Kentex: Not our job to go after manpower agencies

ABS-CBN News

Posted at May 18 2015 01:39 PM | Updated as of May 18 2015 09:39 PM

MANILA - It’s the government’s job to ensure that fly-by-night manpower companies and labor contractors are not operating their businesses, the lawyer of Kentex Manufacturing said.

In an interview with radio dzMM, lawyer Renato Paraiso said: “With all due respect, I think they should be the ones monitoring these fly-by-night agencies. The only obligation of Kentex is if an agency has a business permit. We can’t go beyond that… They are the ones enforcing the law.”

News agency Agence France-Presse earlier quoted Labor Secretary Rosalinda Baldoz as saying that the owners of the factory that was gutted down by a fire on Wednesday were “immoral”. The fire claimed the lives of 72 factory workers.

Baldoz described CJC Manpower Services, Kentex’s subcontractor, as an unregistered and fly-by-night company.

“They are not only illegal, they are immoral. This employer, they don't have a sense of social responsibility," Baldoz was quoted as saying.

Nonetheless, Paraiso said the company has committed to help all survivors and kin of victims.

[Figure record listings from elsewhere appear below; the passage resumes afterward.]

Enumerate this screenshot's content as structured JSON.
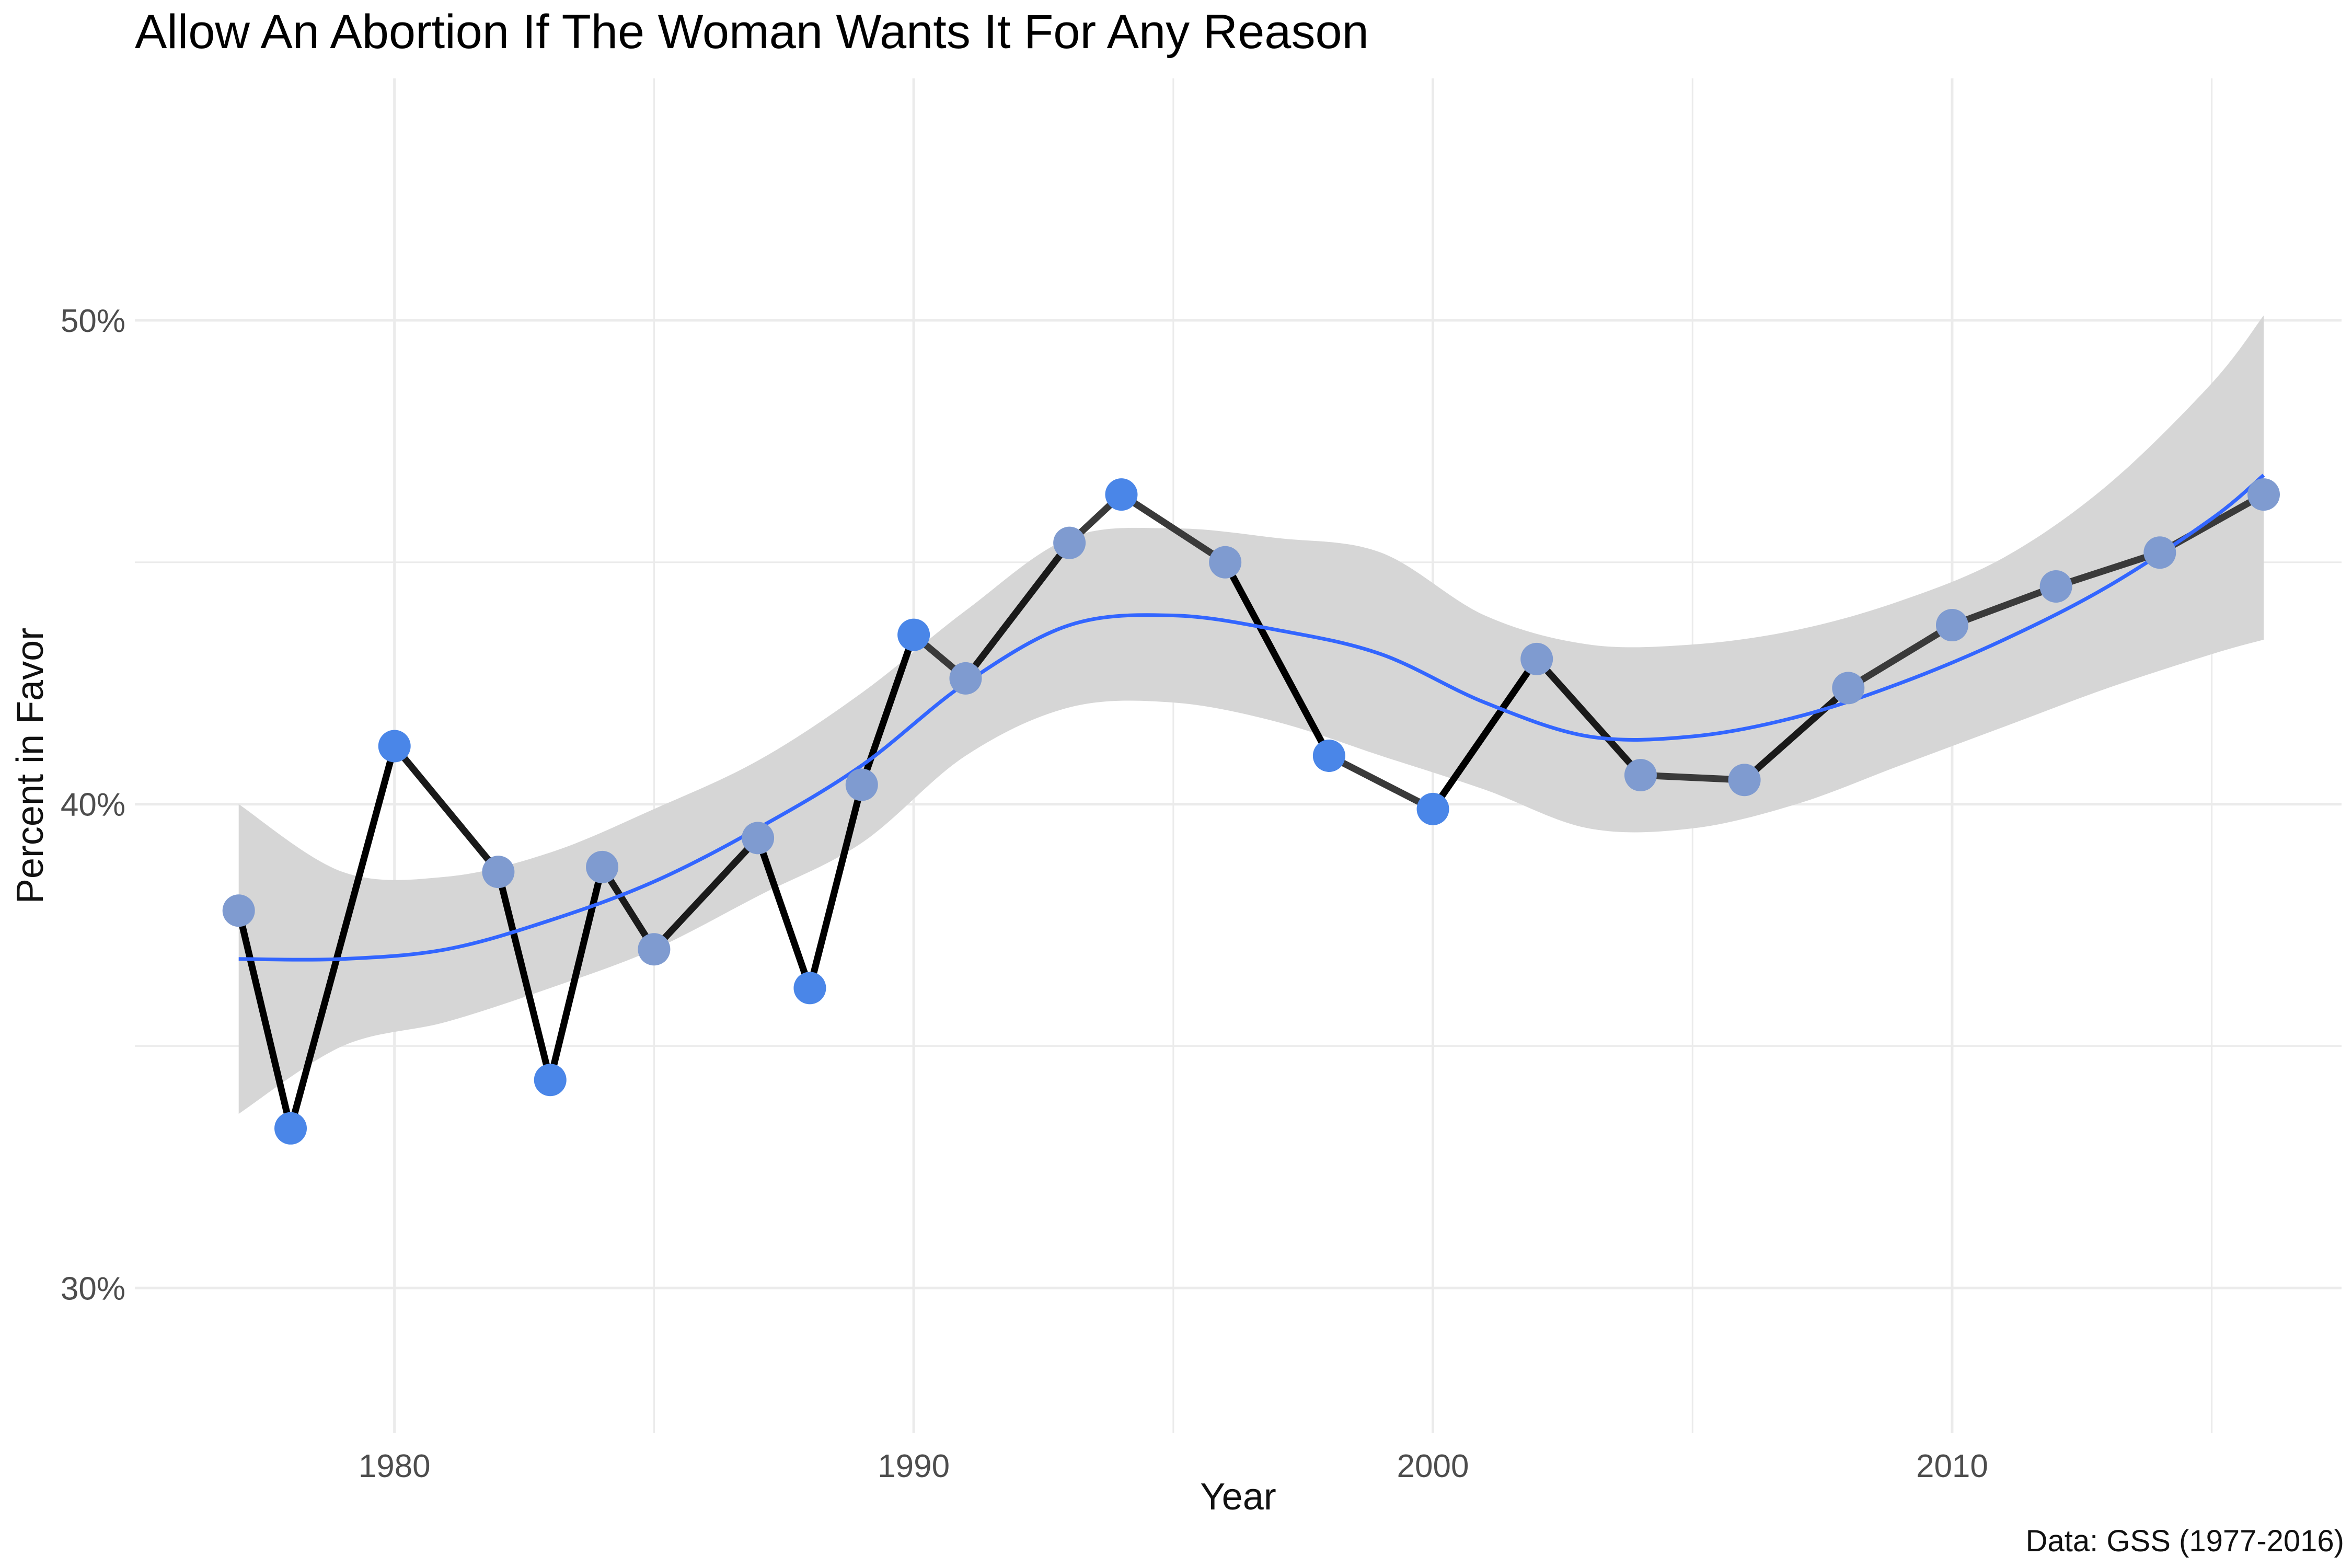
{
  "chart_data": {
    "type": "line",
    "title": "Allow An Abortion If The Woman Wants It For Any Reason",
    "xlabel": "Year",
    "ylabel": "Percent in Favor",
    "caption": "Data: GSS (1977-2016)",
    "xlim": [
      1975,
      2017.5
    ],
    "ylim": [
      27,
      55
    ],
    "x_ticks": [
      1980,
      1990,
      2000,
      2010
    ],
    "x_tick_labels": [
      "1980",
      "1990",
      "2000",
      "2010"
    ],
    "y_ticks": [
      30,
      40,
      50
    ],
    "y_tick_labels": [
      "30%",
      "40%",
      "50%"
    ],
    "grid": true,
    "legend": "none",
    "colors": {
      "line": "#000000",
      "point": "#4a86e8",
      "smooth": "#3366ff",
      "ribbon": "#d6d6d6",
      "grid": "#ebebeb"
    },
    "series": [
      {
        "values_x": [
          1977,
          1978,
          1980,
          1982,
          1983,
          1984,
          1985,
          1987,
          1988,
          1989,
          1990,
          1991,
          1993,
          1994,
          1996,
          1998,
          2000,
          2002,
          2004,
          2006,
          2008,
          2010,
          2012,
          2014,
          2016
        ],
        "values_y": [
          37.8,
          33.3,
          41.2,
          38.6,
          34.3,
          38.7,
          37.0,
          39.3,
          36.2,
          40.4,
          43.5,
          42.6,
          45.4,
          46.4,
          45.0,
          41.0,
          39.9,
          43.0,
          40.6,
          40.5,
          42.4,
          43.7,
          44.5,
          45.2,
          46.4
        ]
      }
    ],
    "smooth": {
      "x": [
        1977,
        1979,
        1981,
        1983,
        1985,
        1987,
        1989,
        1991,
        1993,
        1995,
        1997,
        1999,
        2001,
        2003,
        2005,
        2007,
        2009,
        2011,
        2013,
        2015,
        2016
      ],
      "y": [
        36.8,
        36.8,
        37.0,
        37.6,
        38.4,
        39.5,
        40.8,
        42.5,
        43.7,
        43.9,
        43.6,
        43.1,
        42.1,
        41.4,
        41.4,
        41.8,
        42.5,
        43.4,
        44.5,
        45.9,
        46.8
      ],
      "lower": [
        33.6,
        35.0,
        35.5,
        36.2,
        37.0,
        38.1,
        39.2,
        41.0,
        42.0,
        42.1,
        41.7,
        41.0,
        40.3,
        39.5,
        39.5,
        40.0,
        40.8,
        41.6,
        42.4,
        43.1,
        43.4
      ],
      "upper": [
        40.0,
        38.6,
        38.5,
        39.0,
        39.9,
        40.9,
        42.3,
        44.0,
        45.5,
        45.7,
        45.5,
        45.2,
        43.9,
        43.3,
        43.3,
        43.6,
        44.2,
        45.1,
        46.6,
        48.7,
        50.1
      ]
    }
  }
}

“We will provide all claims and benefits dictated under the law. The only gray area is the workers under the agency… But whatever we can do to help, we are willing to dispense of resources across the board,” he said.

He said the company told him they are insured, but admitted he has yet to see the documentation to be sure.

The company gave the workers – the survivors and kin of the dead – P8,000 as last pay and P5,000 assistance each, without asking them to sign a waiver.

He said they are also willing to pay for the identification of the dead, which some experts believe would be “prohibitive" for relatives of the dead.

He said the company will try its best to cover all costs, if the local government and the police order them to step in. “If they bill us, we will pay. But for now, the PNP said the identification of the dead is part of their job. We don’t want to overstep our bounds. But we will try to reach out to them.”

“The commitment of the company is that they will do everything in order to ease the burden of the families of the victims,” he added.